The Lumion Library contains 3 main light types:
Each of them can be useful in different scenarios and all are easy to work with.
In our tutorial example, we added a few spotlights. With spotlights, you can change the cone angle to alter the width of the area the spotlight is affecting. You can also adjust the brightness to your liking.
These are the two main settings, but there are others, which include:
Enabling and disabling the light source. If it is enabled, you can increase the radius of the light source.
Orienting the spotlight’s direction
Allowing for night activation
Setting the quality of the shadows
Increasing the shadow exclusion zone
Loading an IES profile
Our tutorial does not use an omni light, but it's worth highlighting them here. Think of an omni light as a point that emits light in all directions. Aside from not needing a cone angle, it works in much the same way as a spotlight.
It made sense to add Line Lights into the recessed areas of our tutorial model. Adding a few around the room and setting them to a fairly low brightness allowed us to add complexity to the space without adding clutter. Understanding how light plays within your room will really help you to pull a render into shape.
Give care and attention to your materials
You can see how we tried to keep things simple in our tutorial scene. We took the same approach when selecting materials and would recommend you do too. At least for your first few explorations within Lumion.
In our example, we adjusted mainly the colorization and roughness of the materials. Roughness is crucial for obtaining textures that you want to reach out and touch. Be sure to experiment with this. Our tutorial shows material examples on the floor, ceiling, walls and cabinets.
Build your special effects stack
Lumion’s ray tracing technology can dramatically help a render take a leap towards photorealism. Ray tracing (RT) gives a true sense of how lights and materials play together within your design and helps to visualize a true representation of the space.
In our tutorial, we replicated the same trick that we used for the lighting and applied the Interior RT style. With just a couple of small tweaks, we were able to define the exact effect we were looking for. Those tweaks included changing the sun position, along with a little color correction.
Pro tip: When using the ray tracing effect, keep these few guidelines in mind.
The less light you have, the more samples you will need to resolve the image. In our example, 512 was plenty.
The number of bounces will boost the interaction of light with objects. As our scene contained a fair amount of non-reflective surfaces, and we wanted them to harmoniously blend, we maxed this setting out.
For this scene, we put the Denoiser on, and put Firefly Reduction to 0. We would recommend this for any scenario where your interior is well lit.
Play with night scenes
In our tutorial, we showed how quick you can create a night scene. All of our lights were placed on a single layer, to help keep our project clean, and we followed some simple steps to capture our image.

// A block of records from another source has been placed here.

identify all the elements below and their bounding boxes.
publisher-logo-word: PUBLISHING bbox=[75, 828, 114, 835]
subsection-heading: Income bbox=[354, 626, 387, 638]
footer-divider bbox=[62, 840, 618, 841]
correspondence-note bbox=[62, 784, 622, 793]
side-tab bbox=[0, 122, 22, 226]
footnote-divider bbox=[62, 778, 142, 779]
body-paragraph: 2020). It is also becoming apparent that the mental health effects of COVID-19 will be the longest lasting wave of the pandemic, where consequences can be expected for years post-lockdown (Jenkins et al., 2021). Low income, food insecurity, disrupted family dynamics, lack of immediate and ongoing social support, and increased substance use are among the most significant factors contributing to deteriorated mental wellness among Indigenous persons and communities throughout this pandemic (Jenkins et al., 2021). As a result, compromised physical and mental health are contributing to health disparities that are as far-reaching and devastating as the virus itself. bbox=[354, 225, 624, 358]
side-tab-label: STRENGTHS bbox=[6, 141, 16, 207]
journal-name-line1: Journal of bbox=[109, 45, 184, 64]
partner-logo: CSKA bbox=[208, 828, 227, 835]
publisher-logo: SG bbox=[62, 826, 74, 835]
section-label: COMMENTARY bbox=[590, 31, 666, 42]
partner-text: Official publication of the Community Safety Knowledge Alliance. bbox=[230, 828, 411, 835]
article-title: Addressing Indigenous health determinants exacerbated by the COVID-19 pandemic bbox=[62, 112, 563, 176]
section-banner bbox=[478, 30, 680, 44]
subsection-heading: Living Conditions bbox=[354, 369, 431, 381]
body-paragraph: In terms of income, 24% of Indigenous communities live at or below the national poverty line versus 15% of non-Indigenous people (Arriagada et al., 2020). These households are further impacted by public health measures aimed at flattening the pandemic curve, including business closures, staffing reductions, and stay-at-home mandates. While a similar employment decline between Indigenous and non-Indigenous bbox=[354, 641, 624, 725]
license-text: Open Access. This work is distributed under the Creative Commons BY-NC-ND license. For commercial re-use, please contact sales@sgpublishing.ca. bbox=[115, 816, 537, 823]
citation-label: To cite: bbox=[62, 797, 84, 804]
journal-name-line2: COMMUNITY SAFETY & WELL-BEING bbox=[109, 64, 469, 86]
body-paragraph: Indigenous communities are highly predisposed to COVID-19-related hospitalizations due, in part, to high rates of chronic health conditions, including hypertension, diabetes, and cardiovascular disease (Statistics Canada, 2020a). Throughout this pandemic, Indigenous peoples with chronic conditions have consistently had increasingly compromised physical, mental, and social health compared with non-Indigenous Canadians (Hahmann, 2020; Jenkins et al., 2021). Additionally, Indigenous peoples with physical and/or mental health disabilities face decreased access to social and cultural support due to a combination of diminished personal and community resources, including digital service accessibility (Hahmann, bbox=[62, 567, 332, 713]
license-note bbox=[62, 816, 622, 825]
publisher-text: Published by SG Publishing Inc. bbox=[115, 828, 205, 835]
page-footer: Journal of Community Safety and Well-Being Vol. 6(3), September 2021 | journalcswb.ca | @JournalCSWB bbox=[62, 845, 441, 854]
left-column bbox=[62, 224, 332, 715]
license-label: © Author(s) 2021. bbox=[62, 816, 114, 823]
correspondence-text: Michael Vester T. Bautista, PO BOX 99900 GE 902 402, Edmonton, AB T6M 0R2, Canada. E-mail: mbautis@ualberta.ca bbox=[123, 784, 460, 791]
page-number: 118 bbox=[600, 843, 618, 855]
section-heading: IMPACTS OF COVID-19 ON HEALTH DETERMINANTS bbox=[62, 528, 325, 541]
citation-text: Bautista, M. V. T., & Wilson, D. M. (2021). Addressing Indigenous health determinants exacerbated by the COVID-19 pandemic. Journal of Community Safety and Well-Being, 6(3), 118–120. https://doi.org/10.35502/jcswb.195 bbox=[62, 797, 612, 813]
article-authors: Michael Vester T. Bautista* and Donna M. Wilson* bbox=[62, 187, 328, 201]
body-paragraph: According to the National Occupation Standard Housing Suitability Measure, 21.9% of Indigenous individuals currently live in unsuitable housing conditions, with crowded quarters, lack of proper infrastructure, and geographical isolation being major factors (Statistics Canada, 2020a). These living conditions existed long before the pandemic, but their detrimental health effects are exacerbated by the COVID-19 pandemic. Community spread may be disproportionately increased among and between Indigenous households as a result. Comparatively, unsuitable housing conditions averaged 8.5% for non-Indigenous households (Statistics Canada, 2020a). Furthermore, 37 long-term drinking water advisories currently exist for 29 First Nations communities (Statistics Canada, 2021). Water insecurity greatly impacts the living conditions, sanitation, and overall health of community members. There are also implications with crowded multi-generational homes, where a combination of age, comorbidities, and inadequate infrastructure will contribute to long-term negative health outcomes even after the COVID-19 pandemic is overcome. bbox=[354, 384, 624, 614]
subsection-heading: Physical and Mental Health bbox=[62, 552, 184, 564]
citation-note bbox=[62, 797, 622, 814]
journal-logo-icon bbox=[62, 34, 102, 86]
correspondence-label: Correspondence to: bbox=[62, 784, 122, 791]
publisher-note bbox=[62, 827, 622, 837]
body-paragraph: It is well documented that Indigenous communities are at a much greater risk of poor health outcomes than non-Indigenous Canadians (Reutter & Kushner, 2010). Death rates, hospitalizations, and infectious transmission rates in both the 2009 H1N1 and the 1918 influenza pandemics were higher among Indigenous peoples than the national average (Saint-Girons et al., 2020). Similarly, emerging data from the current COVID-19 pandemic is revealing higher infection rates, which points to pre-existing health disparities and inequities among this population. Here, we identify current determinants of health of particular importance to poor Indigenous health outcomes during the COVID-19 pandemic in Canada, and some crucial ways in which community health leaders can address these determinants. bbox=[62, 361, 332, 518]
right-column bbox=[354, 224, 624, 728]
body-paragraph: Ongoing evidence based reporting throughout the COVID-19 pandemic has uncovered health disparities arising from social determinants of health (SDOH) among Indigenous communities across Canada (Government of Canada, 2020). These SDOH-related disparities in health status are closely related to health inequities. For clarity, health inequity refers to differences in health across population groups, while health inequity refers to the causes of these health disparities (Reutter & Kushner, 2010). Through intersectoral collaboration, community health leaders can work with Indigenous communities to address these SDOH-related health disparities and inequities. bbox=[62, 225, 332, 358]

We copy/pasted the photo position from our day shot, and its effects stack.
We altered the Real Skies effect, lowering the sun’s position to create a nice blue-hour look.
We used the Layer Visibility Effect to enable the lights and make them a bit warmer.
We increased the samples of the RT Effect to 1024
We clicked render! That’s how easy it was to build that incredible night shot.
Our tutorial shows how, in under 10 minutes of work, you can achieve incredible results with Lumion. Designing and rendering interiors can be fun and exciting. We're excited to see what you can achieve.